Attack Attack! II, ATTACK ATTACK!

Attack Attack! II, ATTACK ATTACK!

8 août 2025 0 Par Chacha

 

Treize ans après This Means War (2012), Attack Attack! fait un retour aussi surprenant que savamment orchestré. Le batteur Andrew Wetzel reste le seul membre original, épaulé par Chris Parketny (chant), Ryland Raus (guitare & chant clair) et Cameron Perry (basse & chœurs). Dès l’annonce, le groupe maintient l’incertitude—et cultive le chaos—entre fausses ruptures, ambiance country déjantée, et teasers provocateurs.

 

Une histoire visuelle : chaos maîtrisé & auto-parodie

L’identité visuelle de l’album poursuit ce que le groupe a toujours su faire : mélanger l’esthétique flashy et provoc’ des années MySpace avec un second degré assumé.
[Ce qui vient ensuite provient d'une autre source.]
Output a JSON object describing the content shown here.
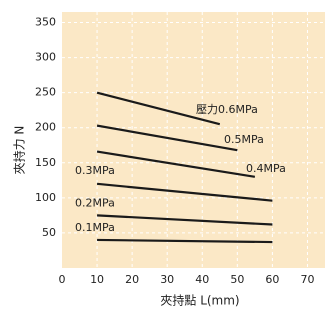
{
  "chart_data": {
    "type": "line",
    "xlabel": "夾持點 L(mm)",
    "ylabel": "夾持力 N",
    "xlim": [
      0,
      75
    ],
    "ylim": [
      0,
      365
    ],
    "xticks": [
      0,
      10,
      20,
      30,
      40,
      50,
      60,
      70
    ],
    "yticks": [
      50,
      100,
      150,
      200,
      250,
      300,
      350
    ],
    "grid": true,
    "background": "#fbe8c6",
    "color": "#1a1a1a",
    "series": [
      {
        "name": "壓力0.6MPa",
        "x": [
          10,
          45
        ],
        "values": [
          250,
          205
        ]
      },
      {
        "name": "0.5MPa",
        "x": [
          10,
          50
        ],
        "values": [
          203,
          168
        ]
      },
      {
        "name": "0.4MPa",
        "x": [
          10,
          55
        ],
        "values": [
          166,
          130
        ]
      },
      {
        "name": "0.3MPa",
        "x": [
          10,
          60
        ],
        "values": [
          120,
          96
        ]
      },
      {
        "name": "0.2MPa",
        "x": [
          10,
          60
        ],
        "values": [
          75,
          62
        ]
      },
      {
        "name": "0.1MPa",
        "x": [
          10,
          60
        ],
        "values": [
          40,
          37
        ]
      }
    ]
  }
}
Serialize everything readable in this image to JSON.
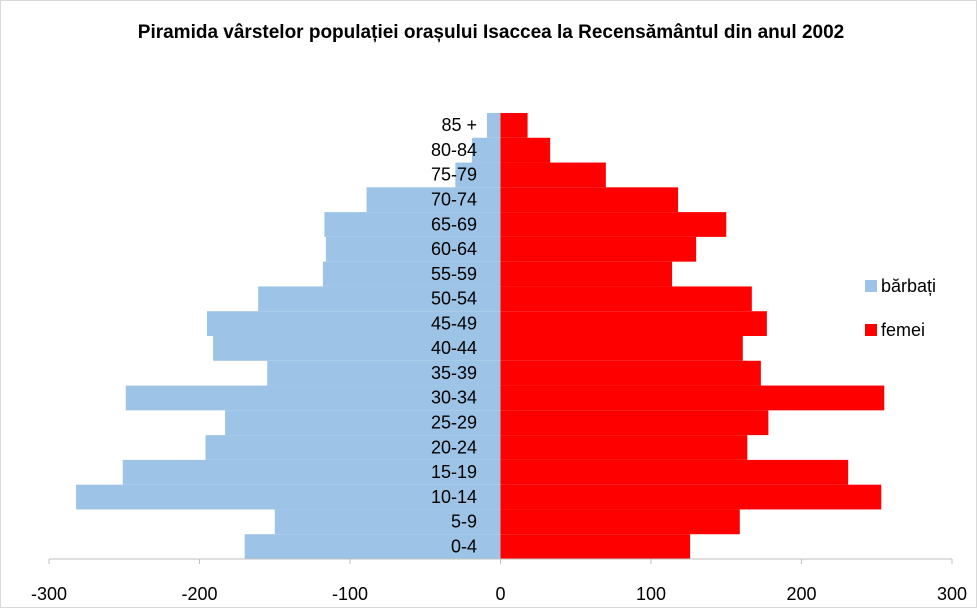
{
  "chart_data": {
    "type": "bar",
    "orientation": "horizontal",
    "title": "Piramida vârstelor populației orașului Isaccea la Recensământul din anul 2002",
    "categories": [
      "0-4",
      "5-9",
      "10-14",
      "15-19",
      "20-24",
      "25-29",
      "30-34",
      "35-39",
      "40-44",
      "45-49",
      "50-54",
      "55-59",
      "60-64",
      "65-69",
      "70-74",
      "75-79",
      "80-84",
      "85 +"
    ],
    "series": [
      {
        "name": "bărbați",
        "color": "#9dc3e6",
        "values": [
          -170,
          -150,
          -282,
          -251,
          -196,
          -183,
          -249,
          -155,
          -191,
          -195,
          -161,
          -118,
          -116,
          -117,
          -89,
          -30,
          -19,
          -9
        ]
      },
      {
        "name": "femei",
        "color": "#ff0000",
        "values": [
          126,
          159,
          253,
          231,
          164,
          178,
          255,
          173,
          161,
          177,
          167,
          114,
          130,
          150,
          118,
          70,
          33,
          18
        ]
      }
    ],
    "xlim": [
      -300,
      300
    ],
    "xticks": [
      -300,
      -200,
      -100,
      0,
      100,
      200,
      300
    ],
    "legend": "right"
  }
}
La pochette de l’album est volontairement chaotique et saturée, pleine de couleurs criardes, comme un collage numérique sous acide. On y retrouve l’esprit « mème » que le groupe cultive depuis ses débuts.

Dans leurs clips récents, Attack Attack! joue sur l’autodérision : Dance! mélange chorégraphies absurdes et violence sonore, clin d’œil au fameux « crabcore stance » qui les a rendus viraux.

L’ensemble raconte une histoire : revenir après plus de 10 ans d’absence, non pas comme des rockstars sérieuses, mais comme des survivants d’Internet, prêts à embrasser le ridicule comme une arme.

Les thèmes : entre nihilisme, humour et catharsis

L’album est truffé de contradictions volontaires :

Nihilisme ironique : titres comme Karmageddon ou Sacrifice reprennent des images d’apocalypse, de destruction, mais toujours avec une couche d’humour.

Autodérision : ONE HIT WONDER et surtout i complain on r/metalcore tournent en dérision la critique facile des forums et la réputation du groupe.

Énergie cathartique : plusieurs morceaux abordent la survie, la colère et la libération par la fête et la violence sonore (Chainless, Walk on Water).

Cynisme social : derrière les blagues, Attack Attack! balance une vision du monde désabusée, où tout est spectacle et chaos, et où la musique sert à exorciser le vide.

Construction musicale : retour aux sources + exagération

Attack Attack! reprend sa formule electronicore des années 2008-2012, mais la pousse à l’extrême :

Breakdowns massifs et ultra-compressés, typiques du metalcore.

Électro kitsch façon dancefloor, avec des beats EDM et autotune volontairement outrancier.

Juxtaposition brutale des styles : un refrain pop peut déboucher sur un drop deathcore (cf. Dance! avec Will Ramos de Lorna Shore).

Humour musical : certains passages flirtent avec la parodie, jouant de clichés volontairement ringards pour mieux surprendre l’auditeur ensuite.

Structure imprévisible : contrairement aux albums précédents, beaucoup de titres cassent leur progression par des interludes absurdes, des samples électroniques ou des changements de tempo radicaux.

Titres marquants : repères dans le chaos

ONE HIT WONDER : ouverture ironique, hymne immédiat, riff percutant et refrain presque pop. Une carte de visite parfaite.

Dance! (feat. Will Ramos) : sans doute le morceau le plus spectaculaire, oscillant entre beat dansant et growls abyssaux.

i complain on r/metalcore : satire mordante, clin d’œil à la communauté en ligne. Le titre est devenu un mème musical instantané.

Chainless : un hymne plus sombre, énergique, qui contraste avec l’humour des autres titres.

Karmageddon : probablement le plus brutal, concentré de chaos metalcore.

Walk on Water : une pièce plus émotionnelle, qui prouve que le groupe peut encore écrire des chansons puissantes sans uniquement miser sur la provocation.

 

Verdict

Avec Attack Attack! II, le groupe ne se contente pas de revenir : il revendique son chaos, son héritage « crabcore », et son sens aigu du spectacle. L’album est un roller-coaster sonore où l’irrévérence flirte avec l’autodérision. Pour les amateurs de provoc’, de reflets Meta et de mosh-pits, c’est un retour à célébrer. Pour d’autres, c’est peut-être un mauvais retour de bal masqué. En fin de compte, chez Attack Attack!, l’excès est la norme—et c’est précisément ce qui fait tout le charme pervers de ce disque.
Cet opus n’est pas qu’un simple retour : c’est un concept visuel et sonore qui fait de la provocation, du chaos et de l’autodérision ses véritables fondations. Là où d’autres auraient tenté un album sérieux pour légitimer leur retour, Attack Attack! choisit le contraire : s’ériger en parodie vivante du metalcore, tout en réussissant à composer des morceaux vraiment accrocheurs.